Christopher hesitated, but the duke forestalled him with an upraised palm.

  “It’s best you stay under wraps, boy.”

  Neither Fontaine nor Billings made a signal Christopher could detect, but the door to the hallway opened instantly. Instead of the muscular men who’d escorted him, a slender young woman in palace-staff livery entered.

  “Please take our friend to guest quarters,” the duke said. “And find him appropriate clothes.”

  Christopher opened his mouth, but the duke waved him toward the door.

  * * *

  “What did Oriente send us, Roland?” Fontaine asked his head of security as soon as the door closed behind young Hughes.

  “A mixed bag of construction material and ordnance,” the SAFE director answered, reading his noteputer’s screen. “Looks as though they grabbed everything that might be remotely useful off the shelf.”

  “Or the shipments were bound somewhere else?”

  “Not these precise shipments,” Roland said. “The mix is too eclectic.
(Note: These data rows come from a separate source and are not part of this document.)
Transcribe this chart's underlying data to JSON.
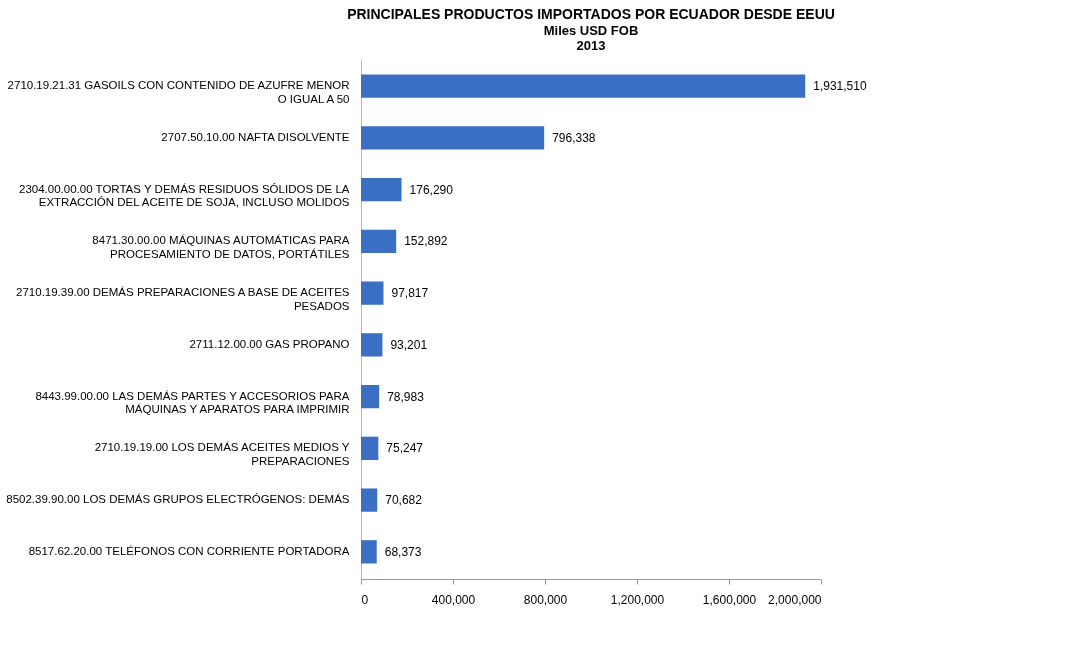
{
  "chart_data": {
    "type": "bar",
    "orientation": "horizontal",
    "title": "PRINCIPALES PRODUCTOS IMPORTADOS POR ECUADOR DESDE EEUU",
    "subtitle": "Miles USD FOB\n2013",
    "categories": [
      "2710.19.21.31 GASOILS CON CONTENIDO DE AZUFRE MENOR O IGUAL A 50",
      "2707.50.10.00 NAFTA DISOLVENTE",
      "2304.00.00.00 TORTAS Y DEMÁS RESIDUOS SÓLIDOS DE LA EXTRACCIÓN DEL ACEITE DE SOJA, INCLUSO MOLIDOS",
      "8471.30.00.00 MÁQUINAS AUTOMÁTICAS PARA PROCESAMIENTO DE DATOS, PORTÁTILES",
      "2710.19.39.00 DEMÁS PREPARACIONES A BASE DE ACEITES PESADOS",
      "2711.12.00.00 GAS PROPANO",
      "8443.99.00.00 LAS DEMÁS PARTES Y ACCESORIOS PARA MÁQUINAS Y APARATOS PARA IMPRIMIR",
      "2710.19.19.00 LOS DEMÁS ACEITES MEDIOS Y PREPARACIONES",
      "8502.39.90.00 LOS DEMÁS GRUPOS ELECTRÓGENOS: DEMÁS",
      "8517.62.20.00 TELÉFONOS CON CORRIENTE PORTADORA"
    ],
    "values": [
      1931510,
      796338,
      176290,
      152892,
      97817,
      93201,
      78983,
      75247,
      70682,
      68373
    ],
    "value_labels": [
      "1,931,510",
      "796,338",
      "176,290",
      "152,892",
      "97,817",
      "93,201",
      "78,983",
      "75,247",
      "70,682",
      "68,373"
    ],
    "color": "#3a6fc4",
    "xlim": [
      0,
      2000000
    ],
    "xticks": [
      0,
      {
        "value": 400000,
        "label": "400,000"
      },
      {
        "value": 800000,
        "label": "800,000"
      },
      {
        "value": 1200000,
        "label": "1,200,000"
      },
      {
        "value": 1600000,
        "label": "1,600,000"
      },
      {
        "value": 2000000,
        "label": "2,000,000"
      }
    ],
    "grid": false
  }
}
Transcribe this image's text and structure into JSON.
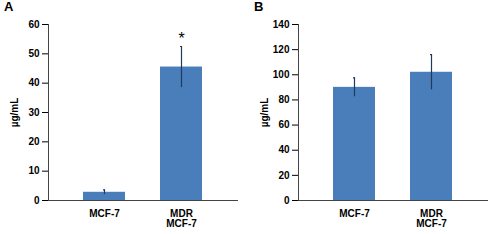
{
  "chart_data": [
    {
      "type": "bar",
      "title": "A",
      "categories": [
        "MCF-7",
        "MDR\nMCF-7"
      ],
      "values": [
        2.8,
        45.5
      ],
      "errors": [
        0.8,
        7.0
      ],
      "color": "#4a7ebb",
      "y_label": "µg/mL",
      "ylim": [
        0,
        60
      ],
      "yticks": [
        0,
        10,
        20,
        30,
        40,
        50,
        60
      ],
      "grid": false,
      "annotations": [
        {
          "text": "*",
          "category": "MDR\nMCF-7"
        }
      ]
    },
    {
      "type": "bar",
      "title": "B",
      "categories": [
        "MCF-7",
        "MDR\nMCF-7"
      ],
      "values": [
        90,
        102
      ],
      "errors": [
        7.5,
        14.0
      ],
      "color": "#4a7ebb",
      "y_label": "µg/mL",
      "ylim": [
        0,
        140
      ],
      "yticks": [
        0,
        20,
        40,
        60,
        80,
        100,
        120,
        140
      ],
      "grid": false
    }
  ]
}
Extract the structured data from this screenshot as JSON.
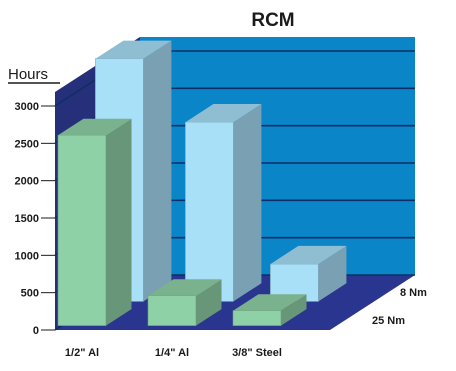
{
  "chart_data": {
    "type": "bar",
    "title": "RCM",
    "ylabel": "Hours",
    "xlabel": "",
    "ylim": [
      0,
      3000
    ],
    "yticks": [
      0,
      500,
      1000,
      1500,
      2000,
      2500,
      3000
    ],
    "grid": true,
    "three_d": true,
    "categories": [
      "1/2\" Al",
      "1/4\" Al",
      "3/8\" Steel"
    ],
    "series": [
      {
        "name": "8 Nm",
        "values": [
          2550,
          400,
          200
        ],
        "color": "#8fd1a6"
      },
      {
        "name": "25 Nm",
        "values": [
          3250,
          2400,
          500
        ],
        "color": "#a8e0f8"
      }
    ],
    "colors": {
      "back_wall": "#0a86c8",
      "side_wall": "#262f7a",
      "floor": "#2a3590",
      "gridline": "#0d2f66"
    }
  }
}
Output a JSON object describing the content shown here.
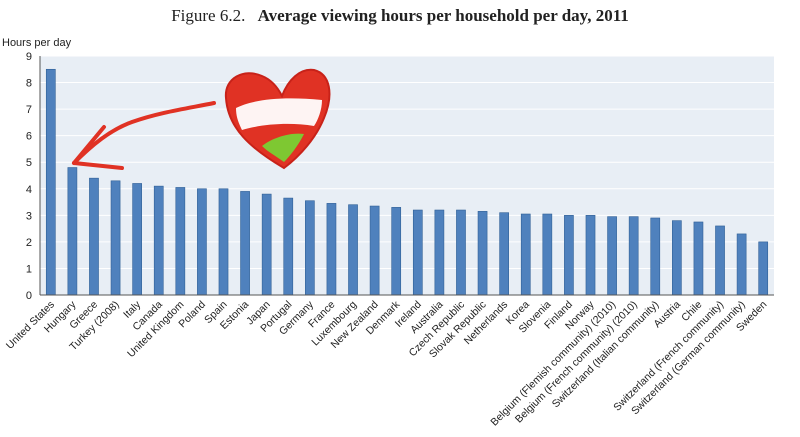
{
  "figure_label": "Figure 6.2.",
  "title": "Average viewing hours per household per day, 2011",
  "colors": {
    "bar": "#4f81bd",
    "bar_edge": "#2f5f96",
    "plot_bg": "#e8eef5",
    "grid": "#ffffff",
    "annotation_red": "#e03224",
    "annotation_green": "#7ec832"
  },
  "chart_data": {
    "type": "bar",
    "title": "Average viewing hours per household per day, 2011",
    "xlabel": "",
    "ylabel": "Hours per day",
    "ylim": [
      0,
      9
    ],
    "yticks": [
      0,
      1,
      2,
      3,
      4,
      5,
      6,
      7,
      8,
      9
    ],
    "grid": true,
    "categories": [
      "United States",
      "Hungary",
      "Greece",
      "Turkey (2008)",
      "Italy",
      "Canada",
      "United Kingdom",
      "Poland",
      "Spain",
      "Estonia",
      "Japan",
      "Portugal",
      "Germany",
      "France",
      "Luxembourg",
      "New Zealand",
      "Denmark",
      "Ireland",
      "Australia",
      "Czech Republic",
      "Slovak Republic",
      "Netherlands",
      "Korea",
      "Slovenia",
      "Finland",
      "Norway",
      "Belgium (Flemish community) (2010)",
      "Belgium (French community) (2010)",
      "Switzerland (Italian community)",
      "Austria",
      "Chile",
      "Switzerland (French community)",
      "Switzerland (German community)",
      "Sweden"
    ],
    "values": [
      8.5,
      4.8,
      4.4,
      4.3,
      4.2,
      4.1,
      4.05,
      4.0,
      4.0,
      3.9,
      3.8,
      3.65,
      3.55,
      3.45,
      3.4,
      3.35,
      3.3,
      3.2,
      3.2,
      3.2,
      3.15,
      3.1,
      3.05,
      3.05,
      3.0,
      3.0,
      2.95,
      2.95,
      2.9,
      2.8,
      2.75,
      2.6,
      2.3,
      2.0
    ]
  }
}
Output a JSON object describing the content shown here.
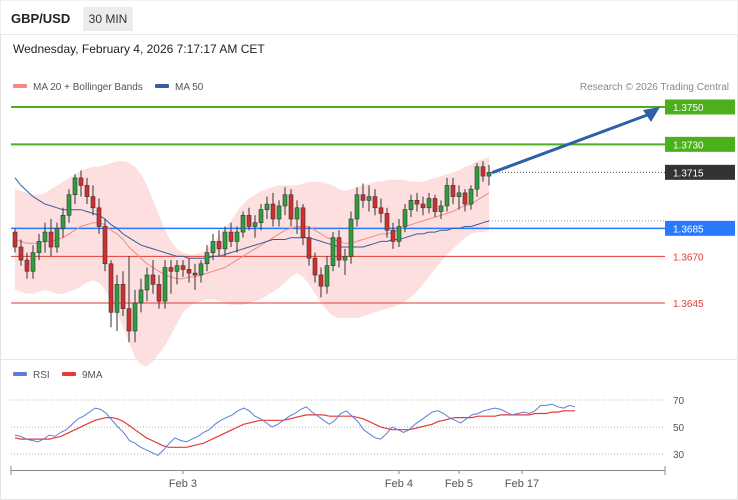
{
  "header": {
    "symbol": "GBP/USD",
    "interval": "30 MIN",
    "datetime": "Wednesday, February 4, 2026 7:17:17 AM CET",
    "credit": "Research © 2026 Trading Central"
  },
  "legend": {
    "main": [
      {
        "label": "MA 20 + Bollinger Bands",
        "color": "#f28b82"
      },
      {
        "label": "MA 50",
        "color": "#3a5d9c"
      }
    ],
    "rsi": [
      {
        "label": "RSI",
        "color": "#5b7fd6"
      },
      {
        "label": "9MA",
        "color": "#e53935"
      }
    ]
  },
  "chart_data": {
    "type": "candlestick",
    "ylim": [
      1.358,
      1.3775
    ],
    "levels": [
      {
        "label": "1.3750",
        "value": 1.375,
        "color": "#4caf1c",
        "kind": "resistance"
      },
      {
        "label": "1.3730",
        "value": 1.373,
        "color": "#4caf1c",
        "kind": "resistance"
      },
      {
        "label": "1.3715",
        "value": 1.3715,
        "color": "#333333",
        "kind": "last"
      },
      {
        "label": "1.3685",
        "value": 1.3685,
        "color": "#2979ff",
        "kind": "pivot"
      },
      {
        "label": "1.3670",
        "value": 1.367,
        "color": "#e53935",
        "kind": "support"
      },
      {
        "label": "1.3645",
        "value": 1.3645,
        "color": "#e53935",
        "kind": "support"
      }
    ],
    "forecast_arrow": {
      "from": 1.3715,
      "to": 1.375
    },
    "candles": [
      [
        1.3683,
        1.3685,
        1.3672,
        1.3675
      ],
      [
        1.3675,
        1.3679,
        1.3665,
        1.3668
      ],
      [
        1.3668,
        1.3672,
        1.3658,
        1.3662
      ],
      [
        1.3662,
        1.3676,
        1.3658,
        1.3672
      ],
      [
        1.3672,
        1.3682,
        1.3668,
        1.3678
      ],
      [
        1.3678,
        1.3688,
        1.3672,
        1.3683
      ],
      [
        1.3683,
        1.369,
        1.367,
        1.3675
      ],
      [
        1.3675,
        1.3688,
        1.3672,
        1.3685
      ],
      [
        1.3685,
        1.3696,
        1.368,
        1.3692
      ],
      [
        1.3692,
        1.3706,
        1.3688,
        1.3703
      ],
      [
        1.3703,
        1.3714,
        1.3698,
        1.3712
      ],
      [
        1.3712,
        1.3716,
        1.3702,
        1.3708
      ],
      [
        1.3708,
        1.3712,
        1.3698,
        1.3702
      ],
      [
        1.3702,
        1.3708,
        1.3692,
        1.3696
      ],
      [
        1.3696,
        1.3701,
        1.3682,
        1.3686
      ],
      [
        1.3686,
        1.369,
        1.3662,
        1.3666
      ],
      [
        1.3666,
        1.3668,
        1.3632,
        1.364
      ],
      [
        1.364,
        1.366,
        1.363,
        1.3655
      ],
      [
        1.3655,
        1.3662,
        1.3638,
        1.3642
      ],
      [
        1.3642,
        1.367,
        1.3624,
        1.363
      ],
      [
        1.363,
        1.3652,
        1.3624,
        1.3645
      ],
      [
        1.3645,
        1.3658,
        1.364,
        1.3652
      ],
      [
        1.3652,
        1.3664,
        1.3646,
        1.366
      ],
      [
        1.366,
        1.3668,
        1.365,
        1.3655
      ],
      [
        1.3655,
        1.366,
        1.3642,
        1.3646
      ],
      [
        1.3646,
        1.3668,
        1.3642,
        1.3664
      ],
      [
        1.3664,
        1.3668,
        1.365,
        1.3662
      ],
      [
        1.3662,
        1.3668,
        1.3655,
        1.3665
      ],
      [
        1.3665,
        1.3668,
        1.3659,
        1.3663
      ],
      [
        1.3663,
        1.3669,
        1.3656,
        1.3661
      ],
      [
        1.3661,
        1.3666,
        1.3652,
        1.366
      ],
      [
        1.366,
        1.3668,
        1.3656,
        1.3666
      ],
      [
        1.3666,
        1.3676,
        1.3662,
        1.3672
      ],
      [
        1.3672,
        1.3682,
        1.3668,
        1.3678
      ],
      [
        1.3678,
        1.3684,
        1.367,
        1.3674
      ],
      [
        1.3674,
        1.3686,
        1.367,
        1.3683
      ],
      [
        1.3683,
        1.3688,
        1.3675,
        1.3678
      ],
      [
        1.3678,
        1.3686,
        1.3672,
        1.3683
      ],
      [
        1.3683,
        1.3694,
        1.368,
        1.3692
      ],
      [
        1.3692,
        1.3696,
        1.3684,
        1.3686
      ],
      [
        1.3686,
        1.3692,
        1.368,
        1.3688
      ],
      [
        1.3688,
        1.3698,
        1.3684,
        1.3695
      ],
      [
        1.3695,
        1.3702,
        1.369,
        1.3698
      ],
      [
        1.3698,
        1.3704,
        1.3686,
        1.369
      ],
      [
        1.369,
        1.37,
        1.3686,
        1.3697
      ],
      [
        1.3697,
        1.3707,
        1.3692,
        1.3703
      ],
      [
        1.3703,
        1.3706,
        1.3686,
        1.369
      ],
      [
        1.369,
        1.37,
        1.3682,
        1.3696
      ],
      [
        1.3696,
        1.3698,
        1.3676,
        1.368
      ],
      [
        1.368,
        1.3686,
        1.3665,
        1.3669
      ],
      [
        1.3669,
        1.3672,
        1.3656,
        1.366
      ],
      [
        1.366,
        1.3664,
        1.3648,
        1.3654
      ],
      [
        1.3654,
        1.367,
        1.365,
        1.3665
      ],
      [
        1.3665,
        1.3683,
        1.3662,
        1.368
      ],
      [
        1.368,
        1.3684,
        1.3664,
        1.3668
      ],
      [
        1.3668,
        1.3674,
        1.366,
        1.367
      ],
      [
        1.367,
        1.3694,
        1.3666,
        1.369
      ],
      [
        1.369,
        1.3707,
        1.3686,
        1.3703
      ],
      [
        1.3703,
        1.3709,
        1.3696,
        1.37
      ],
      [
        1.37,
        1.3708,
        1.3694,
        1.3702
      ],
      [
        1.3702,
        1.3706,
        1.3692,
        1.3696
      ],
      [
        1.3696,
        1.3701,
        1.3688,
        1.3693
      ],
      [
        1.3693,
        1.3696,
        1.368,
        1.3684
      ],
      [
        1.3684,
        1.3688,
        1.3674,
        1.3678
      ],
      [
        1.3678,
        1.369,
        1.3675,
        1.3686
      ],
      [
        1.3686,
        1.3698,
        1.3683,
        1.3695
      ],
      [
        1.3695,
        1.3703,
        1.3691,
        1.37
      ],
      [
        1.37,
        1.3704,
        1.3694,
        1.3698
      ],
      [
        1.3698,
        1.3702,
        1.3692,
        1.3696
      ],
      [
        1.3696,
        1.3704,
        1.3693,
        1.3701
      ],
      [
        1.3701,
        1.3703,
        1.3691,
        1.3694
      ],
      [
        1.3694,
        1.37,
        1.369,
        1.3697
      ],
      [
        1.3697,
        1.3712,
        1.3694,
        1.3708
      ],
      [
        1.3708,
        1.3712,
        1.3698,
        1.3702
      ],
      [
        1.3702,
        1.3708,
        1.3695,
        1.3704
      ],
      [
        1.3704,
        1.3706,
        1.3694,
        1.3698
      ],
      [
        1.3698,
        1.3708,
        1.3695,
        1.3706
      ],
      [
        1.3706,
        1.372,
        1.3702,
        1.3718
      ],
      [
        1.3718,
        1.3721,
        1.371,
        1.3713
      ],
      [
        1.3713,
        1.3719,
        1.3708,
        1.3715
      ]
    ],
    "ma20": [
      1.3679,
      1.3678,
      1.3677,
      1.3677,
      1.3677,
      1.3678,
      1.3678,
      1.3679,
      1.368,
      1.3682,
      1.3684,
      1.3686,
      1.3687,
      1.3688,
      1.3688,
      1.3687,
      1.3684,
      1.3682,
      1.3679,
      1.3675,
      1.3672,
      1.3669,
      1.3666,
      1.3664,
      1.3662,
      1.366,
      1.3659,
      1.3658,
      1.3658,
      1.3659,
      1.3659,
      1.366,
      1.3661,
      1.3662,
      1.3663,
      1.3664,
      1.3666,
      1.3668,
      1.367,
      1.3672,
      1.3674,
      1.3676,
      1.3678,
      1.368,
      1.3682,
      1.3684,
      1.3685,
      1.3686,
      1.3686,
      1.3686,
      1.3684,
      1.3682,
      1.368,
      1.3679,
      1.3678,
      1.3677,
      1.3677,
      1.3678,
      1.3679,
      1.368,
      1.3681,
      1.3682,
      1.3682,
      1.3683,
      1.3684,
      1.3686,
      1.3687,
      1.3688,
      1.3689,
      1.369,
      1.3691,
      1.3692,
      1.3693,
      1.3694,
      1.3696,
      1.3697,
      1.3698,
      1.37,
      1.3702,
      1.3704
    ],
    "bb_upper": [
      1.3706,
      1.3705,
      1.3704,
      1.3703,
      1.3703,
      1.3704,
      1.3706,
      1.3708,
      1.371,
      1.3712,
      1.3714,
      1.3716,
      1.3717,
      1.3718,
      1.3718,
      1.3719,
      1.372,
      1.3721,
      1.3721,
      1.372,
      1.3718,
      1.3714,
      1.3708,
      1.37,
      1.3692,
      1.3684,
      1.3678,
      1.3674,
      1.3672,
      1.3671,
      1.3671,
      1.3672,
      1.3674,
      1.3677,
      1.3681,
      1.3685,
      1.3689,
      1.3694,
      1.3698,
      1.3701,
      1.3703,
      1.3705,
      1.3706,
      1.3707,
      1.3708,
      1.3708,
      1.3708,
      1.3708,
      1.3709,
      1.371,
      1.371,
      1.371,
      1.3709,
      1.3708,
      1.3706,
      1.3705,
      1.3706,
      1.3707,
      1.3708,
      1.3709,
      1.371,
      1.371,
      1.3711,
      1.3711,
      1.3711,
      1.3711,
      1.371,
      1.371,
      1.371,
      1.3711,
      1.3712,
      1.3713,
      1.3714,
      1.3715,
      1.3716,
      1.3718,
      1.3719,
      1.3721,
      1.3722,
      1.3723
    ],
    "bb_lower": [
      1.3652,
      1.3651,
      1.365,
      1.365,
      1.3651,
      1.3652,
      1.3651,
      1.365,
      1.365,
      1.3651,
      1.3652,
      1.3654,
      1.3656,
      1.3657,
      1.3656,
      1.3652,
      1.3646,
      1.364,
      1.3632,
      1.3624,
      1.3616,
      1.3612,
      1.3611,
      1.3614,
      1.3618,
      1.3622,
      1.3628,
      1.3634,
      1.364,
      1.3643,
      1.3645,
      1.3646,
      1.3647,
      1.3647,
      1.3646,
      1.3645,
      1.3644,
      1.3644,
      1.3644,
      1.3645,
      1.3646,
      1.3647,
      1.3649,
      1.3651,
      1.3653,
      1.3656,
      1.3659,
      1.3661,
      1.3659,
      1.3655,
      1.365,
      1.3645,
      1.3641,
      1.3638,
      1.3637,
      1.3637,
      1.3637,
      1.3637,
      1.3638,
      1.3639,
      1.364,
      1.3641,
      1.3642,
      1.3643,
      1.3644,
      1.3646,
      1.3648,
      1.3651,
      1.3655,
      1.3659,
      1.3663,
      1.3667,
      1.3671,
      1.3674,
      1.3677,
      1.368,
      1.3682,
      1.3683,
      1.3683,
      1.3684
    ],
    "ma50": [
      1.3712,
      1.3708,
      1.3705,
      1.3702,
      1.37,
      1.3698,
      1.3697,
      1.3696,
      1.3695,
      1.3695,
      1.3695,
      1.3695,
      1.3694,
      1.3693,
      1.3692,
      1.369,
      1.3687,
      1.3685,
      1.3682,
      1.368,
      1.3678,
      1.3676,
      1.3675,
      1.3674,
      1.3673,
      1.3672,
      1.3671,
      1.367,
      1.367,
      1.3669,
      1.3669,
      1.3669,
      1.3669,
      1.367,
      1.367,
      1.3671,
      1.3672,
      1.3673,
      1.3674,
      1.3675,
      1.3676,
      1.3677,
      1.3678,
      1.3679,
      1.3679,
      1.3679,
      1.368,
      1.368,
      1.368,
      1.368,
      1.3679,
      1.3678,
      1.3677,
      1.3676,
      1.3675,
      1.3675,
      1.3675,
      1.3675,
      1.3675,
      1.3676,
      1.3677,
      1.3678,
      1.3678,
      1.3679,
      1.3679,
      1.368,
      1.3681,
      1.3682,
      1.3682,
      1.3683,
      1.3683,
      1.3684,
      1.3684,
      1.3685,
      1.3685,
      1.3686,
      1.3686,
      1.3687,
      1.3688,
      1.3689
    ],
    "xaxis": [
      {
        "label": "Feb 3",
        "index": 28
      },
      {
        "label": "Feb 4",
        "index": 64
      },
      {
        "label": "Feb 5",
        "index": 74
      },
      {
        "label": "Feb 17",
        "index": 84
      }
    ],
    "rsi": {
      "ylim": [
        20,
        80
      ],
      "ticks": [
        70,
        50,
        30
      ],
      "rsi": [
        44,
        43,
        41,
        40,
        39,
        41,
        44,
        43,
        46,
        48,
        52,
        56,
        58,
        61,
        64,
        63,
        60,
        55,
        50,
        46,
        40,
        38,
        35,
        33,
        31,
        29,
        33,
        38,
        42,
        40,
        39,
        41,
        43,
        46,
        48,
        52,
        55,
        57,
        59,
        62,
        64,
        62,
        58,
        56,
        53,
        50,
        52,
        55,
        58,
        60,
        63,
        65,
        61,
        58,
        55,
        52,
        55,
        60,
        62,
        58,
        54,
        48,
        45,
        42,
        41,
        45,
        50,
        48,
        46,
        48,
        52,
        55,
        58,
        61,
        62,
        60,
        57,
        55,
        53,
        56,
        59,
        60,
        62,
        63,
        64,
        63,
        61,
        59,
        60,
        61,
        60,
        62,
        66,
        66,
        67,
        65,
        64,
        66,
        65
      ],
      "ma9": [
        42,
        41,
        41,
        41,
        41,
        41,
        41,
        42,
        43,
        45,
        47,
        49,
        51,
        53,
        55,
        56,
        57,
        57,
        56,
        54,
        51,
        48,
        45,
        42,
        40,
        38,
        36,
        35,
        35,
        35,
        35,
        36,
        37,
        38,
        40,
        42,
        44,
        46,
        48,
        50,
        52,
        53,
        54,
        55,
        55,
        55,
        55,
        55,
        56,
        57,
        58,
        59,
        59,
        59,
        59,
        58,
        58,
        58,
        58,
        58,
        57,
        56,
        54,
        52,
        50,
        49,
        48,
        48,
        48,
        48,
        49,
        50,
        51,
        52,
        54,
        55,
        56,
        57,
        57,
        57,
        57,
        58,
        58,
        58,
        58,
        59,
        59,
        59,
        59,
        59,
        59,
        60,
        60,
        60,
        61,
        61,
        62,
        62,
        62
      ]
    }
  }
}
However—

  “Delete the ammunition and generic ’Mech parts and the rest of this materiel would be just what you’d need if you were rebuilding an assembly plant,” he said. “In fact, add the ’Mech parts back in—call them templates—and you could make a case for someone rebuilding a BattleMech plant.”

  “And why would the Rim Commonality be doing that, I wonder?”

  “The boy’s not going to tell us.”

  “That’s a given,” Fontaine chuckled. “Not really our concern, anyway. More significant is the empty docking ring and the Mule still attached to the JumpShip.”

  “They’re expecting Tamarind to fall.”

  “And providing us with means of escape,” Fontaine said. “I wonder if that was young Christopher’s idea or his mother’s.”

  “The difference being?”

  “One might be a genuine offer of help.” Fontaine adjusted his robes. “The other would definitely be a ploy to put us in debt.”